= Alan Currall =

British artist (born 1964)

Alan Currall (born 1964) is an English artist based in Scotland.

Currall was born in Stoke-on-Trent, Staffordshire, England, and grew up in Staffordshire and Ayrshire, Scotland. Currall studied at the Glasgow School of Art and since 1993 has been based in Glasgow and rural Dumfries & Galloway.

Much of Currall's work is video-based, shot cheaply with a tripod-mounted camera, and features Currall himself. Message to My Best Friend is Currall apparently praising his best friend to the skies ("You've got a great record collection. The way you dress is cool but funky."). Other video works have seen him asking his parents for their advice on how best to survive such disasters as a shipwreck, a plane crash and nuclear war, and reading his own will out loud.

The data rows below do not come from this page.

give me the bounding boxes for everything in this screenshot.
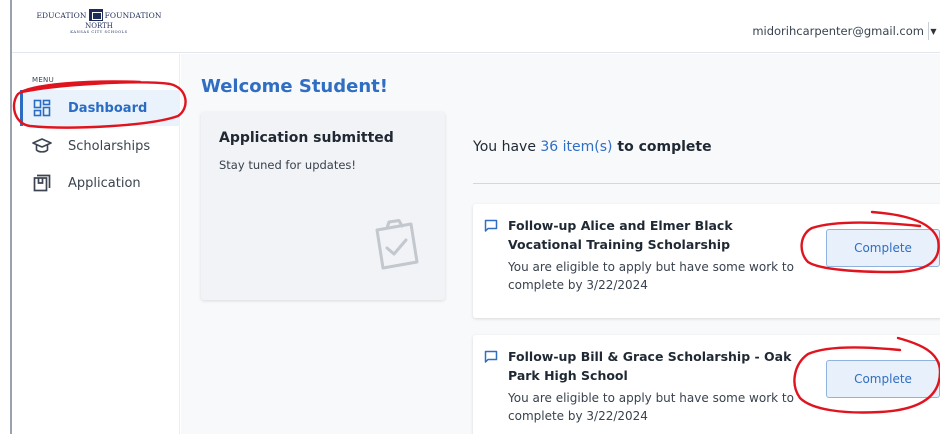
todo-summary: You have 36 item(s) to complete	[473, 139, 712, 155]
task-card: Follow-up Bill & Grace Scholarship - Oak…	[473, 335, 940, 434]
logo-tagline: KANSAS CITY SCHOOLS	[70, 30, 128, 34]
task-description: You are eligible to apply but have some …	[508, 260, 794, 292]
message-icon	[484, 219, 498, 232]
complete-button[interactable]: Complete	[826, 360, 940, 398]
caret-down-icon[interactable]: ▼	[928, 22, 938, 40]
main-content: Welcome Student! Application submitted S…	[181, 54, 940, 434]
sidebar-item-label: Dashboard	[68, 100, 148, 116]
graduation-cap-icon	[32, 136, 52, 156]
menu-label: MENU	[32, 76, 55, 84]
foundation-logo[interactable]: EDUCATION FOUNDATION NORTH KANSAS CITY S…	[34, 9, 164, 49]
clipboard-check-icon	[375, 219, 419, 270]
divider	[473, 183, 940, 184]
user-menu[interactable]: midorihcarpenter@gmail.com ▼	[752, 22, 938, 40]
sidebar-item-dashboard[interactable]: Dashboard	[20, 90, 180, 126]
dashboard-icon	[32, 98, 52, 118]
logo-left-text: EDUCATION	[36, 10, 87, 20]
task-card: Follow-up Alice and Elmer Black Vocation…	[473, 204, 940, 318]
task-title: Follow-up Alice and Elmer Black Vocation…	[508, 218, 733, 252]
task-title: Follow-up Bill & Grace Scholarship - Oak…	[508, 349, 792, 383]
application-status-card: Application submitted Stay tuned for upd…	[201, 112, 445, 300]
status-title: Application submitted	[219, 130, 394, 146]
sidebar-item-application[interactable]: Application	[20, 165, 180, 201]
status-subtitle: Stay tuned for updates!	[219, 158, 357, 172]
user-email: midorihcarpenter@gmail.com	[752, 24, 924, 38]
sidebar-item-label: Application	[68, 175, 141, 191]
sidebar-item-label: Scholarships	[68, 138, 151, 154]
todo-prefix: You have	[473, 139, 541, 155]
logo-subtitle: NORTH	[85, 22, 113, 30]
sidebar: MENU Dashboard Scholarships Application	[12, 54, 180, 434]
top-header: EDUCATION FOUNDATION NORTH KANSAS CITY S…	[12, 0, 940, 53]
sidebar-item-scholarships[interactable]: Scholarships	[20, 128, 180, 164]
message-icon	[484, 350, 498, 363]
todo-count[interactable]: 36 item(s)	[540, 139, 612, 155]
logo-emblem-icon	[88, 9, 103, 21]
task-description: You are eligible to apply but have some …	[508, 391, 794, 423]
page-title: Welcome Student!	[201, 76, 388, 97]
logo-right-text: FOUNDATION	[104, 10, 162, 20]
logo-wordmark: EDUCATION FOUNDATION	[34, 9, 164, 21]
complete-button[interactable]: Complete	[826, 229, 940, 267]
application-icon	[32, 173, 52, 193]
todo-suffix: to complete	[612, 139, 712, 155]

In 2000, Currall produced Encyclopaedia with the support of the film and video umbrella. Encyclopaedia is a CD-ROM encyclopaedia with video clips by 'non-experts' who have influenced the artist in some way, such as his friends and family.

In 1998, Currall won the Richard Hough Bursary.
In 2003, Currall was shortlisted for the Beck's Futures prize.
In 2004, Currall was one of five selected artists for the Jerwood Artists Platform.